The mechanism of chronic nephrotoxicity is mediated by angiotensin-ll and aldosterone which lead to renal vascular injury and vascular thrombosis, tubulointerstitial fibrosis and glomerulosclerosis. Chronic Cs-A use stimulates plasma renin and pro rennin activity with hyperplasia of juxtaglomerular apparatus. There is increased synthesis of TGF-beta. In advanced cases, renal scan shows normal or reduced size kidneys. Calcium channel blockers improve GFR if added to a calcineurin inhibitor(CNI) regimen because they reduce the degree of afferent arteriole vasoconstriction. Incorporating mycophenolate mofetil or mToR inhibitor can reduce the dosage of CNI given. This patient will require renal replacement therapy in future.

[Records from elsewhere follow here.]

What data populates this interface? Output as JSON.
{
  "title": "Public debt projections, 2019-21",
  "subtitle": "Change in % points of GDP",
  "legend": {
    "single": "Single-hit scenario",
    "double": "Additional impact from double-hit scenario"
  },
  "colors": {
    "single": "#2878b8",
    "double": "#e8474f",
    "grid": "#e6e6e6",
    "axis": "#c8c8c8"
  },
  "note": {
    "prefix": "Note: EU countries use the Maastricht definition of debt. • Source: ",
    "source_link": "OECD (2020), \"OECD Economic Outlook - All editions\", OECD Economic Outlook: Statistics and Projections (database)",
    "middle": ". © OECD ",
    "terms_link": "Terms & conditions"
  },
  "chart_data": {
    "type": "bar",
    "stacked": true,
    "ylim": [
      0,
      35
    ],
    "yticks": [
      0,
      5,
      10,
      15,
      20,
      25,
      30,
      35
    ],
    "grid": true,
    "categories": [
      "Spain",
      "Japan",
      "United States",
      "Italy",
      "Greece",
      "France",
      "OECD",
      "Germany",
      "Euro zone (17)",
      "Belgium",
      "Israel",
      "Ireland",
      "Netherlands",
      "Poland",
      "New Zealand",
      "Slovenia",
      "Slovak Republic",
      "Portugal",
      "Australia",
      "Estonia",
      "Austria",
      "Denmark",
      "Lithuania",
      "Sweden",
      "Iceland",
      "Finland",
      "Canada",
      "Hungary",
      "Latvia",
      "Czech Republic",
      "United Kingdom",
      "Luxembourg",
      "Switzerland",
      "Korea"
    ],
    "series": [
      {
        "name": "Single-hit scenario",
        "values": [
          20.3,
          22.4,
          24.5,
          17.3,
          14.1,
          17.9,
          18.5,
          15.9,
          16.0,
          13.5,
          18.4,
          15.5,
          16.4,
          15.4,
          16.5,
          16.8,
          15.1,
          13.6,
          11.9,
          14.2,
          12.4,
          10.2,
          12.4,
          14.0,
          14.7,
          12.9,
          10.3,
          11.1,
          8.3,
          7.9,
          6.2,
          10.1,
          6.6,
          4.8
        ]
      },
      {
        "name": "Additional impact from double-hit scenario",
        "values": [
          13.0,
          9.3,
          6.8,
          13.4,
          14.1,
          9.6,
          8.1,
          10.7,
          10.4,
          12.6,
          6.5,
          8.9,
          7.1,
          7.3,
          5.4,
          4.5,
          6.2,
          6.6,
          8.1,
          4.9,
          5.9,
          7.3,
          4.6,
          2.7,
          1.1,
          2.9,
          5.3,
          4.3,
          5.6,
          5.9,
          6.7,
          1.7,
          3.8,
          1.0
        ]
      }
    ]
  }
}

From the point of view of the transplant cardiologist, it would be useful to know which patients are more likely to develop renal dysfunction when treated with CsA as age and the presence of renovascular disease may be important risk factors. This could lead to better targeted therapy, with the use of agents like mycophenolate mofetil, rapamycin and low-dose CsA from the outset in those patients at greater risk in consultation with the nephrologist.2

We conclude that to ameliorate nephrotoxicity due to cyclosporine, renal functions should be monitored closely and periodically in orthotopic heart transplant recipients combinedly by the treating cardiologists and nephrologists. As newer least nephrotoxic immunosuppressive agents have become available, patients who are on CNI should be switched over to these newer agents to prevent long term nephrotoxicity and thereby CKD in these patients.

References

  1. V.Sanchez, J.Delgado, J.Morales, Chronic renal dysfunction in non-renal organ transplant recipients. Transplantation proceedings 1998 ; 36: 2823-2825.
  2. Jayan Parameshwar, Stephen Large, Chronic nephrotoxicity post-transplantation due to immunosuppressive drugs. Transplant journal 2000;69:1539-1756.
  3. L.Robertson, Stephen Becker,Efficacy and safety of cyclosporine in transplant recipients. NEJM 2003;34:752-798.
  4. H Griffiths et al, Chronic nephrotoxicity post heart transplant. Oxford Journal 2000;15:438-456.
  5. Peter Liptak and Bela Ivanyi, Primer: Histopathology of calcineurin-inhibitor-toxicity in renal allografts. Nature clinical practice Nephrology Journal 2006;2:398-403.
  6. Akinlolu O.Ojo, Renal disease in recipients of nonrenal solid organ transplantation. Seminars in nephrology 2007;27:498-507.